Canadian Film Fest 2019: Our Review of ‘Nowhere’

Posted in Canadian Film Fest 2019, Festival Coverage, Movies by - March 22, 2019
Canadian Film Fest 2019: Our Review of ‘Nowhere’

Director Thomas Michael’s Nowhere, said to be inspired by true events, tells the story of mother Claire (Kate Drummond) and daughter Sarah (Nell Verlaque) who relocate from Chicago to a small, rural town. After Sarah makes the high school basketball team, she joins her new teammates for a party and promptly goes missing. What follows is Claire’s frantic search for her daughter, while being harassed by the locals who don’t want to see the champion basketball squad tarnished.

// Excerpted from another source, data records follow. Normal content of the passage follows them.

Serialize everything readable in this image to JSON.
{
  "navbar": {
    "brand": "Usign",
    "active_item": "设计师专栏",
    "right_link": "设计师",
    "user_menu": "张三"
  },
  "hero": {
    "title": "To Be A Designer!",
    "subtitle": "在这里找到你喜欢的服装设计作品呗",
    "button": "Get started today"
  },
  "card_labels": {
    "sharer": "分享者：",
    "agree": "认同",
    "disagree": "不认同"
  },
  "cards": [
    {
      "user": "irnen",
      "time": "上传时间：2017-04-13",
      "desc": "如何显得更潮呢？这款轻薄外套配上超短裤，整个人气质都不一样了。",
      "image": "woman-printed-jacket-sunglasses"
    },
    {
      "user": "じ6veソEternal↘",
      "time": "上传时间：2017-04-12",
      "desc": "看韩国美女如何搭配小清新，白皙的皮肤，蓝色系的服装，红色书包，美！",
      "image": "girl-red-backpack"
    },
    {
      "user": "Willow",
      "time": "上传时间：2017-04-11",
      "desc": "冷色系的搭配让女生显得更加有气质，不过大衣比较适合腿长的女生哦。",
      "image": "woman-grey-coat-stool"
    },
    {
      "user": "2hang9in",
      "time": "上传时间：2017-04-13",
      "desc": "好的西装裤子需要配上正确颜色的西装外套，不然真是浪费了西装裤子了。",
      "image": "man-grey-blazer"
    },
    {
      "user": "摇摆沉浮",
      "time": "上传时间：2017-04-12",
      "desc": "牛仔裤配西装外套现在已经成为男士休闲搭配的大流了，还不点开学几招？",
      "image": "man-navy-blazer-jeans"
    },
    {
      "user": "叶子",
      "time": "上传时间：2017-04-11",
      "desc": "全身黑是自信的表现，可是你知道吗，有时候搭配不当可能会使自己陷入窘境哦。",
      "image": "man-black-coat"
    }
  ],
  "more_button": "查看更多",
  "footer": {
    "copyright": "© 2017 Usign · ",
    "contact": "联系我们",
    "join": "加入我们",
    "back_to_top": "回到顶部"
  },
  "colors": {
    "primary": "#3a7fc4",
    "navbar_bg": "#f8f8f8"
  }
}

This is a pretty solid film. Drummond is fabulous. Her agony at not knowing what happened to her daughter is palpable, and she sells panic, as well as the line between hope and hopelessness very well. While Verlaque is adequate, she doesn’t get all that much to do. The other standout is Rya Kihlstetd as “Coach” Simmons. She brings a bravado and empathetic intensity that elevates the film.

We’ve seen this movie before, most recently in last year’s Searching. Nowhere shares so many parallels with that film that it feels wholly unoriginal, and I had to look up if Searching was also inspired by a true story (under the assumption that it was based on the same event). It wasn’t. Perhaps it’s a simple coincidence in the vein of Deep Impact/Armageddon, or White House Down/Olympus has Fallen.

The film does fall into some common traps; there are a few rather cheesy dialogue callbacks, and the final line of the movie felt very much out of place. Further, there is some nearly moustache-twirling villainous monologuing, which felt a little lazy.

Overall though, Nowhere is a tense little thriller, bolstered by strong performances, and a fairly tight story that occasionally meanders somewhat, but generally stays true to its intentions.